Chemical synthesis of biological grafted starch with poly(N, N-dimethyl acrylamide) and poly(ethyl acrylate) structure for conferring superior paste stability, adhesion to cellulose-based cotton, film properties, and desizability

Abstract

This study mainly aimed to reveal the superiority of the positively charged poly(N, N-dimethyl acrylamide) (PC-PDMAA)/poly(ethyl acrylate) (PEA) structure to control poly(sodium allyl sulfonate) (PSAS)/PEA structure in enhancing the sizing properties (viscosity stability, adhesion to fibers (cellulose-based cotton and hydrophobic polyester), and film properties) and desizability of starch, and avoid desizing difficulty issue of positively charged PATAC-grafted starch, due to its worse desizing efficiency.
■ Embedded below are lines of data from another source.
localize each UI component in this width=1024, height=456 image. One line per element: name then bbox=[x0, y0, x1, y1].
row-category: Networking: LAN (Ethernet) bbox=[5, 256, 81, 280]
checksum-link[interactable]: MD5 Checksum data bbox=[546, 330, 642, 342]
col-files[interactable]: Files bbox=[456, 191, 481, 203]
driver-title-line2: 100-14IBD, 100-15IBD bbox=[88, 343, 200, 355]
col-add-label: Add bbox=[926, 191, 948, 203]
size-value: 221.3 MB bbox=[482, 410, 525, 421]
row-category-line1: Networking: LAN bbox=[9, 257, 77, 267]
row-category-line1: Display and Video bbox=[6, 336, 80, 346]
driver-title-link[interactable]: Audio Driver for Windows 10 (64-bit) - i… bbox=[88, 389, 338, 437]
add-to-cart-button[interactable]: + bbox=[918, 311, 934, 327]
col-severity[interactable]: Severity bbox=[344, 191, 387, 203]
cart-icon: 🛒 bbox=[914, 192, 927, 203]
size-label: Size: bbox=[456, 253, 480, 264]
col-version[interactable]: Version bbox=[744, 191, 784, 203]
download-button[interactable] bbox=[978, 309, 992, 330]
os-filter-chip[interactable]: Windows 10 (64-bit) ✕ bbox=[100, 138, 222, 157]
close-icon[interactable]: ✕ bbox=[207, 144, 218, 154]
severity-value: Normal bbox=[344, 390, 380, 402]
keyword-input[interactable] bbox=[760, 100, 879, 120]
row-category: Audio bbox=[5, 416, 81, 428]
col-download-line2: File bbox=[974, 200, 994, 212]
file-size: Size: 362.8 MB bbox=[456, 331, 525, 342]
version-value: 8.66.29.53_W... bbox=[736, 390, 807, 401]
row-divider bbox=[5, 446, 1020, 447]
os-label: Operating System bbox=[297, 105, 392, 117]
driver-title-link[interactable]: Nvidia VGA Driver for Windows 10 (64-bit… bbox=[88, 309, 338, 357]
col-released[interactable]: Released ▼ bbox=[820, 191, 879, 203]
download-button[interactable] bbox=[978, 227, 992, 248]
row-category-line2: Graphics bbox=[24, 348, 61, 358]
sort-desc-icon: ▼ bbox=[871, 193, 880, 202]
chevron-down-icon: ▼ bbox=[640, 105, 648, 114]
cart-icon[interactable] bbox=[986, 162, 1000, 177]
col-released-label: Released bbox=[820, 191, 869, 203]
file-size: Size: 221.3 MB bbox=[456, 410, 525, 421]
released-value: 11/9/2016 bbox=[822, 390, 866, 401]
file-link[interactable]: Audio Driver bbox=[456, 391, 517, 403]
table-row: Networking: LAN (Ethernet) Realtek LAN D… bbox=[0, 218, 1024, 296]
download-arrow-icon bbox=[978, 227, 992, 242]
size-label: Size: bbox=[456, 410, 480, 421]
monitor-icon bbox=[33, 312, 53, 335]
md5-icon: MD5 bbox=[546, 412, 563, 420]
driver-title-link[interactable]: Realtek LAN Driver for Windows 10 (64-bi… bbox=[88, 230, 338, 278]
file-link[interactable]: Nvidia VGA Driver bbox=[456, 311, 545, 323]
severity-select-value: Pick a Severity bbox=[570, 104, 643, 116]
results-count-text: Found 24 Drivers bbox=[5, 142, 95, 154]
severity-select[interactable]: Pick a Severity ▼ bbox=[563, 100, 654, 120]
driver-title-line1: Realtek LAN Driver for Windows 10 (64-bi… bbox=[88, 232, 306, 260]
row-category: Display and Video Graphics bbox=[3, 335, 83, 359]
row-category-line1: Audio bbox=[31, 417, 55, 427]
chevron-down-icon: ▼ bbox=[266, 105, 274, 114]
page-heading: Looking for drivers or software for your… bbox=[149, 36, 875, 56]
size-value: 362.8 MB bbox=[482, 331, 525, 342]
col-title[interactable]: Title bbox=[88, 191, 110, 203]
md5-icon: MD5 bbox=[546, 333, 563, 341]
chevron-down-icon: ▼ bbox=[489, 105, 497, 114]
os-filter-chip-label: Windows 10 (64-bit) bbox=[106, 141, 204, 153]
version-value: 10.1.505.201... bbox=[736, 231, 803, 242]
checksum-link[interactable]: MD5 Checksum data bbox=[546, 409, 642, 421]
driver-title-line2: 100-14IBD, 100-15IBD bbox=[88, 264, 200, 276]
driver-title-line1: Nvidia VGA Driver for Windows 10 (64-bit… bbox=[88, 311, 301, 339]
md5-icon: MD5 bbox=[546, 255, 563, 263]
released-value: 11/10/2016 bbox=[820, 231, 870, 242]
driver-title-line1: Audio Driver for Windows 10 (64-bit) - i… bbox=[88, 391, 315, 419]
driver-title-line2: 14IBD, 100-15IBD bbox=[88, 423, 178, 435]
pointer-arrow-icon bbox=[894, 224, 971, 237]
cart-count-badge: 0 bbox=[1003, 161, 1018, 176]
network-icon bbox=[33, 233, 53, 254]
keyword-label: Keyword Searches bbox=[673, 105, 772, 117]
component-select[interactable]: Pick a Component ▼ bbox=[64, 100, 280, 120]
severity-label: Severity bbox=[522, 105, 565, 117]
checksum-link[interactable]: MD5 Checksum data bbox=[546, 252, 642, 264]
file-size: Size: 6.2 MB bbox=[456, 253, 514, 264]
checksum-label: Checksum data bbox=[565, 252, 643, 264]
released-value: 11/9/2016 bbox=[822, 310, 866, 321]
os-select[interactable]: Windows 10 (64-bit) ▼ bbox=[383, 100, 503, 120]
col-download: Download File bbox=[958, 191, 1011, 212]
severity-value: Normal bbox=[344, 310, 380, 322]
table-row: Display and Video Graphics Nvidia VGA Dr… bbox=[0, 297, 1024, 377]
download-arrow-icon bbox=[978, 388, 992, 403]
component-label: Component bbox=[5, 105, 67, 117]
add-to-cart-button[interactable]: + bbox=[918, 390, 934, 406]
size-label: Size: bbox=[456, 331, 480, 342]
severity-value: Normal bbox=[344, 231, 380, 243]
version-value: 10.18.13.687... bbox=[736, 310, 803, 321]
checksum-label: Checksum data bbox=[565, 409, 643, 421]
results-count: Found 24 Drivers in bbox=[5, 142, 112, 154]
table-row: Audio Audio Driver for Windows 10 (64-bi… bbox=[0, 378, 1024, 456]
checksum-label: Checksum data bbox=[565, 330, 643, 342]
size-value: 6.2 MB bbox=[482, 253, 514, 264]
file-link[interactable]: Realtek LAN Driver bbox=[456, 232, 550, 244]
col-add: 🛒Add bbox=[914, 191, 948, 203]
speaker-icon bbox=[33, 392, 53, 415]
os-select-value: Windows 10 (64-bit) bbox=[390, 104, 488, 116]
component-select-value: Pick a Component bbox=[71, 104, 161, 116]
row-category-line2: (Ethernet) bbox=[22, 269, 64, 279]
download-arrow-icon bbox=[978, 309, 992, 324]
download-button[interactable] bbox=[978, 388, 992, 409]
Also, it aimed to survey the influence of grafting ratio on these properties, to develop a new biobased starch adhesive, PC-PDMAA-g-starch-g-PEA (PC-PDMAA-g-S-g-PEA), for the sizing of cotton and polyester. Under a similar grafting ratio, the PC-PDMAA-g-S-g-PEA (IV) showed significantly superior bonding to both fibers, film elongation and endurance (p < 0.05), and better paste stability and desizability compared to control PSAS-g-starch-g-PEA (PSAS-g-S-g-PEA, IV^#). This demonstrated that combining the PC-PDMAA/PEA branches could further enhance these properties of acid-thinned starch (ATS) compared to the PSAS/PEA branches. Bonding strengths, viscosity stability, desizability, film elongation, and film endurance of PC-PDMAA-g-S-g-PEA were strengthened with an increased grafting ratio from 0 % to 10.80 %. According to these findings, PC-PDMAA-g-S-g-PEA, a novel starch bio-based adhesive with a grafting ratio of 10.80 %, showed promise for use in cotton and polyester warp sizing.